In hearing from Greg, Hesh & Jelle, you've heard from industry heavyweights. I'm sure you'll hear from other heavy hitters too. You're in good hands :)

Have a GREAT week, man :)

The comment about the fractions was just me thinking out loud...I do that. :)

I did the same thing with the fractions, Paul. Didn't type it but I did talk to the screen... but then I do that a lot anyway. 

Do you think it might be the plastic cover on the Elixir strings that keeps down the buzzing? I know it's thin because I've used them in the past (just got tired of paying for them) and wouldn't have much effect if it was that but I'm just curious.

Hi Pim, welcome!

Is there a gap between the heel of the neck and the sides of the guitar?

The straightedge test is a good way to help someone visualize the concept of the fret tops and bridge top as being in the same plane.  In practice, it's not the best way to check the ante because some tongue rise can throw off the measurement.  Instead, I adjust a neck straight (from nut to 12th fret) then compare the action at 12th to the amount of saddle protrusion.

A reset is a fun and rewarding project although it is a challenging repair, especially for a beginner.  The mortise and tenon joint is more straightforward than a dovetail so it would be a good first Martin to reset.  

Here is my martin mortise and tenon routine:

http://fingerlakesguitarrepair.com/martin-mortise-and-tenon-neck-re...

This article goes into the details of the math:

http://fingerlakesguitarrepair.com/taylor-neck-reset/

Thanks Nathan!

There is no gap between the neck and te side of the guitar.
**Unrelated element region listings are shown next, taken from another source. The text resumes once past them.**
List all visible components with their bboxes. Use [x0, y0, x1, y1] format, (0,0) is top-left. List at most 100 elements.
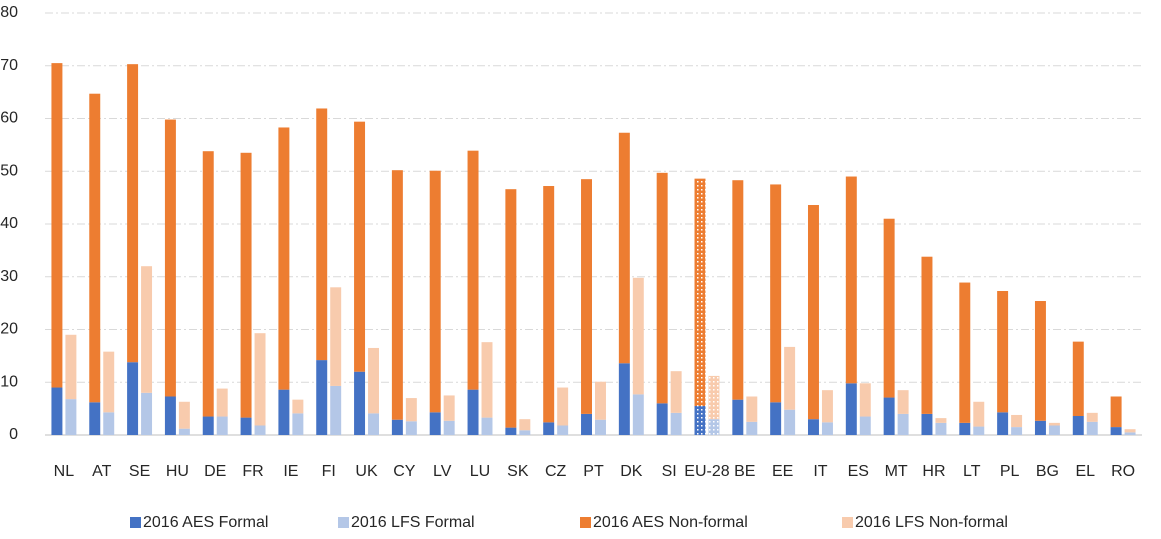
- bar: [278, 127, 290, 390]
- legend-swatch: [580, 517, 591, 528]
- bar: [859, 383, 871, 417]
- bar: [581, 179, 592, 414]
- bar: [845, 383, 857, 435]
- bar: [1124, 432, 1136, 435]
- bar: [935, 422, 947, 435]
- bar: [1048, 422, 1060, 426]
- x-tick-label: IE: [283, 463, 298, 480]
- bar: [254, 333, 266, 426]
- bar: [519, 430, 531, 435]
- bar: [959, 282, 971, 423]
- x-tick-label: NL: [54, 463, 75, 480]
- bar: [997, 412, 1009, 435]
- x-tick-label: IT: [813, 463, 827, 480]
- x-tick-label: PL: [1000, 463, 1020, 480]
- bar: [632, 277, 644, 395]
- legend-swatch: [842, 517, 853, 528]
- bar: [543, 422, 555, 435]
- legend-swatch: [338, 517, 349, 528]
- y-tick-label: 50: [0, 162, 18, 179]
- bar: [127, 362, 139, 435]
- x-tick-label: BG: [1036, 463, 1059, 480]
- bar: [557, 387, 569, 426]
- bar: [405, 421, 417, 435]
- bar: [1086, 412, 1098, 422]
- bar: [959, 422, 971, 435]
- legend-label: 2016 AES Formal: [143, 514, 268, 531]
- y-tick-label: 60: [0, 110, 18, 127]
- bar: [746, 396, 758, 422]
- bar: [921, 256, 933, 414]
- bar: [254, 425, 266, 435]
- bar: [656, 172, 668, 404]
- y-tick-label: 10: [0, 373, 18, 390]
- bar: [746, 421, 758, 435]
- bar: [859, 416, 871, 435]
- bar: [127, 64, 139, 363]
- bar: [821, 390, 833, 423]
- bar: [202, 416, 214, 435]
- bar: [51, 63, 63, 388]
- bar: [164, 119, 176, 397]
- x-tick-label: ES: [848, 463, 869, 480]
- bar: [368, 347, 380, 414]
- x-tick-label: UK: [355, 463, 378, 480]
- bar: [732, 399, 744, 435]
- bar: [1072, 416, 1084, 435]
- x-tick-label: MT: [885, 463, 908, 480]
- bar: [618, 132, 630, 364]
- bar: [670, 412, 682, 435]
- bar: [278, 389, 290, 435]
- bar: [1086, 421, 1098, 435]
- legend-label: 2016 LFS Non-formal: [855, 514, 1008, 531]
- bar: [708, 375, 720, 420]
- bar: [1034, 301, 1046, 421]
- bar: [897, 390, 909, 414]
- x-tick-label: CZ: [545, 463, 567, 480]
- bar: [770, 402, 782, 435]
- bar: [519, 419, 531, 431]
- bar: [935, 418, 947, 423]
- bar: [708, 419, 720, 435]
- bar: [330, 385, 342, 435]
- x-tick-label: FI: [322, 463, 336, 480]
- bar: [694, 405, 706, 435]
- bar: [807, 419, 819, 435]
- bar: [997, 290, 1009, 413]
- x-tick-label: LT: [963, 463, 981, 480]
- bar: [330, 287, 342, 386]
- x-tick-label: EL: [1075, 463, 1095, 480]
- x-tick-label: SE: [129, 463, 150, 480]
- bar: [178, 401, 190, 429]
- bar: [103, 412, 115, 435]
- bar: [595, 419, 606, 435]
- x-tick-label: RO: [1111, 463, 1135, 480]
- bar: [391, 170, 403, 420]
- bar: [89, 402, 101, 435]
- x-tick-label: EU-28: [684, 463, 729, 480]
- x-tick-label: FR: [242, 463, 263, 480]
- bar: [1011, 427, 1023, 435]
- bar: [732, 180, 744, 400]
- y-tick-label: 80: [0, 4, 18, 21]
- x-tick-label: EE: [772, 463, 793, 480]
- bar: [1011, 414, 1023, 428]
- bar: [1110, 427, 1122, 435]
- x-tick-label: HR: [922, 463, 945, 480]
- bar: [1034, 420, 1046, 435]
- bar: [883, 397, 895, 435]
- bar: [845, 176, 857, 384]
- x-tick-label: HU: [166, 463, 189, 480]
- bar: [292, 399, 304, 414]
- bar: [141, 266, 153, 393]
- bar: [481, 342, 493, 418]
- y-tick-label: 30: [0, 268, 18, 285]
- bar: [164, 396, 176, 435]
- bar: [656, 403, 668, 435]
- bar: [368, 413, 380, 435]
- y-tick-label: 40: [0, 215, 18, 232]
- bar: [921, 413, 933, 435]
- bar: [670, 371, 682, 413]
- bar: [784, 409, 796, 435]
On one side of the heel (on the fb side) there seems to be a REALLY small gap, but I can't even get my thinnest feeler gage in there. If it is a gap, it's no wider than 1/16".

How do I compare the action at the 12th fret to the amount of saddle protrusion? I don't get the saddle protrusion part. The saddle protrusion is 2mm (0.0787") at the 6th string. 

The routine and article look interesting, thanks for that. I really hope I'll be able to find somebody in The Netherlands who can "walk me through" the more serious repairs. 

By saddle protrusion, I'm referring to how much saddle is sticking up above the bridge at the 6th string.  

For example: if your saddle protrusion is 1/32, your action is 4/32" and you want your action to be 3/32" then you need to cut down the saddle by 1/16" which is twice the desired change at the 12th fret.  That is not possible in this scenario because the saddle is already as low as it can go so you would therefore need a neck reset (or maybe plane down the bridge to allow for more saddle protrusion on a cheap guitar) in order to lower the action.